Era buio pesto e allora ha continuato.
«Allora vi devo dire tutto. Quella che viene tanto pubblicizzata come la farina di kamut non è altro che farina di grano khorasan! Kamut non è il nome del cereale ma il marchio commerciale di un grano khorasan prodotto da un'azienda americana del Montana, la Kamut International ltd. Quelli là hanno stabilito delle regole di produzione e hanno registrato il marchio nel 1991 ma quello che producono è grano khorasan, qualità che anche in Italia viene coltivata dall'antichità. Dal medio evo si parla di questo grano con il nome di "saragolla" ed è il nome che è restato nel nostro dialetto. Da molti anni non si avevano notizie di coltivazioni di saragolla in Italia ma negli ultimi tempi la sua diffusione sta tornando a svilupparsi. Se ne sa poco perché, forse, all'azienda monopolista Kamut la faccenda può non far piacere, ma qualcosa si sta muovendo!».
Siamo rimasti senza parole e, passato lo sbigottimento, abbiamo detto cose irriferibili contro la Kamut e gli stolti che hanno lasciato quasi scomparire il Saragolla dalle nostre parti.
Dopo qualche settimana mi capitò di avvicinarmi ad un distributore automatico di bibite presso un ufficio pubblico e, mentre azionavo la macchina, ho buttato un occhio al distributore di merendine posizionato accanto. Mannagge a la Majelle! Che cosa vedo? Un trancio di crostata di albicocca e pesca prodotto col marchio "Falcone" dalla Pescaradolc di Moscufo (PE) che sulla confezione riportava in tutta evidenza "con farina di SARAGOLLA"! Ebbene, alla faccia della dieta ne ho subito divorato uno con grande soddisfazione e ne ho comprato qualche altro per i miei amici della Cantine.
Prima di rivedermi con loro, ne ho parlato con compiacimento in famiglia e ho raccontato la storia mostrando le confezioni alla presenza di mio nipote. 'Stù masanelle, presa in mano una confezione, l'ha guardata e mi ha detto: «Ma quiste si vinnè pure a la machinette di la scole! Sule ca ci stave scritte "con farina di Kamut"!»

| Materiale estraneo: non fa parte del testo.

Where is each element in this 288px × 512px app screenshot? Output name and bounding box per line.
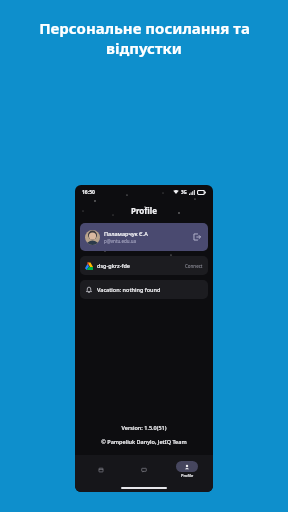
button[interactable]: Home: [84, 464, 118, 475]
staticText: © Pampeliuk Danylo, JetIQ Team: [75, 438, 213, 445]
staticText: Version: 1.5.0(51): [75, 424, 213, 431]
staticText: Персональне посилання та: [39, 18, 250, 38]
staticText: p@vntu.edu.ua: [104, 238, 137, 244]
staticText: 3G: [181, 189, 187, 195]
staticText: dsg-gkrz-fde: [97, 262, 185, 269]
staticText: 16:50: [82, 189, 95, 196]
button[interactable]: Log out: [191, 231, 203, 243]
button[interactable]: Messages: [127, 464, 161, 475]
staticText: Vacation: nothing found: [97, 286, 203, 293]
staticText: Паламарчук Є.А: [104, 230, 148, 237]
staticText: Profile: [181, 473, 194, 478]
staticText: Profile: [75, 205, 213, 216]
staticText: відпустки: [106, 38, 182, 58]
button[interactable]: Паламарчук Є.А: [80, 223, 208, 251]
button[interactable]: Profile: [170, 461, 204, 478]
staticText: Connect: [185, 263, 203, 269]
button[interactable]: dsg-gkrz-fde: [80, 256, 208, 275]
button[interactable]: Vacation: nothing found: [80, 280, 208, 299]
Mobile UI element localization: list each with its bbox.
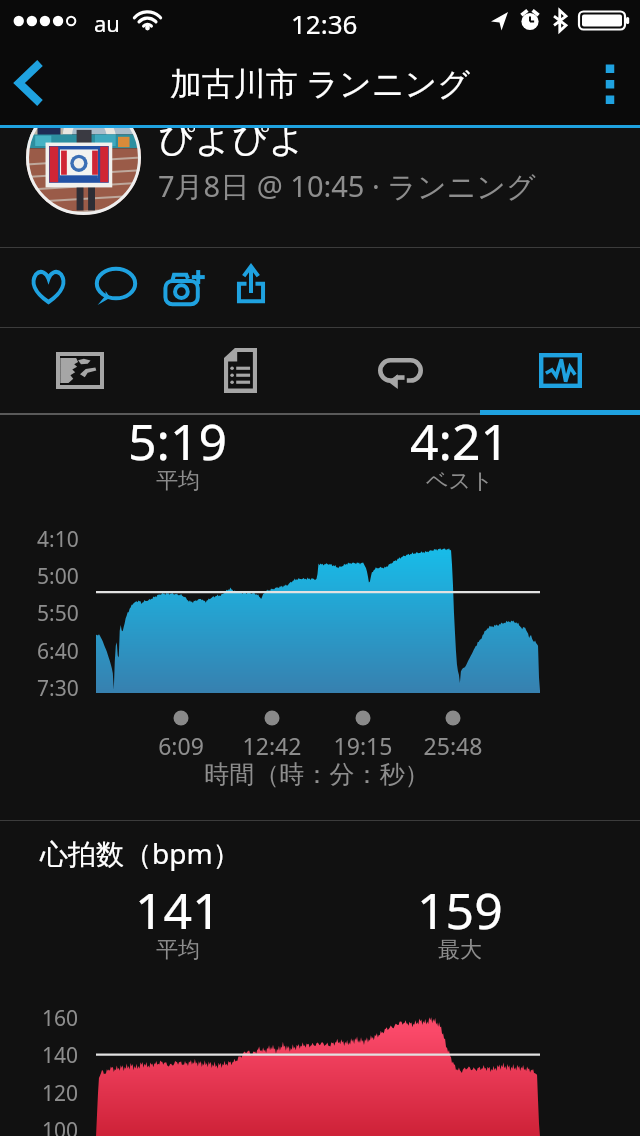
staticText: 120 — [42, 1079, 79, 1108]
staticText: 4:10 — [37, 525, 79, 554]
staticText: 加古川市 ランニング — [170, 61, 471, 105]
button[interactable]: ぴよぴよ — [0, 128, 640, 247]
staticText: 6:09 — [121, 730, 241, 761]
button[interactable]: More options — [580, 40, 640, 125]
staticText: au — [94, 8, 120, 38]
staticText: 最大 — [438, 936, 482, 964]
staticText: 5:19 — [128, 407, 228, 475]
staticText: 141 — [135, 876, 221, 944]
staticText: 7:30 — [37, 674, 79, 703]
staticText: 100 — [42, 1116, 79, 1136]
staticText: 4:21 — [410, 407, 510, 475]
staticText: ベスト — [426, 467, 494, 495]
staticText: 平均 — [156, 936, 200, 964]
button[interactable]: Laps — [320, 328, 480, 413]
staticText: 160 — [42, 1004, 79, 1033]
button[interactable]: Comment — [82, 248, 150, 327]
staticText: 140 — [42, 1041, 79, 1070]
staticText: 25:48 — [393, 730, 513, 761]
staticText: 5:00 — [37, 562, 79, 591]
button[interactable]: Share — [217, 248, 285, 327]
staticText: 6:40 — [37, 637, 79, 666]
staticText: 12:42 — [212, 730, 332, 761]
button[interactable]: Splits — [160, 328, 320, 413]
staticText: 159 — [417, 876, 503, 944]
button[interactable]: Like — [14, 248, 82, 327]
staticText: 7月8日 @ 10:45 · ランニング — [158, 166, 536, 206]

Oh, chiscimbè! Forse l'azienda dolciaria non ha rispettato a suo tempo le regole imposte dell'azienda Kamut e quindi ha dovuto cambiare la scritta anche se la farina, magari, era la stessa.
Insomma, la sera dopo ci siamo ancora ritrovati alla Cantine e, trionfante, ho comunicato ai miei amici che la farina di Saragolla era regolarmente in commercio. Ho anche menzionato la faccenda della crostata e questo ha fatto arrabbiare ancor di più donn'Arnalde che, detto tra noi, è piuttosto fumantino. Si è alzato di scatto dalla sedia e ha proclamato:
«Sapete che vi dico? Mi è capitato di trovare per casa prodotti contenenti Kamut e a volte di mangiare preparazioni con questa farina presso ristoranti o pizzerie delle nostre parti. Da questo momento mai più Kamut. Quando troverò l'indicazione di farina Saragolla o, sperabilmente, Saravulle mi ci tufferò senza esitazioni! Ma, per quanto mi riguarda, mai più Kamut!»
Ci siamo tutti guardati in faccia e d'impeto abbiamo promesso che ci saremmo comportati alla stessa maniera. Quindi
la Cantine di la Croche sostiene la farine di saravulle!
Come mai ristoranti e pizzerie non sembrano considerare questa faccenda? Come mai rinunciano a valorizzare questo prodotto del nostro territorio e della nostra tradizione contadina?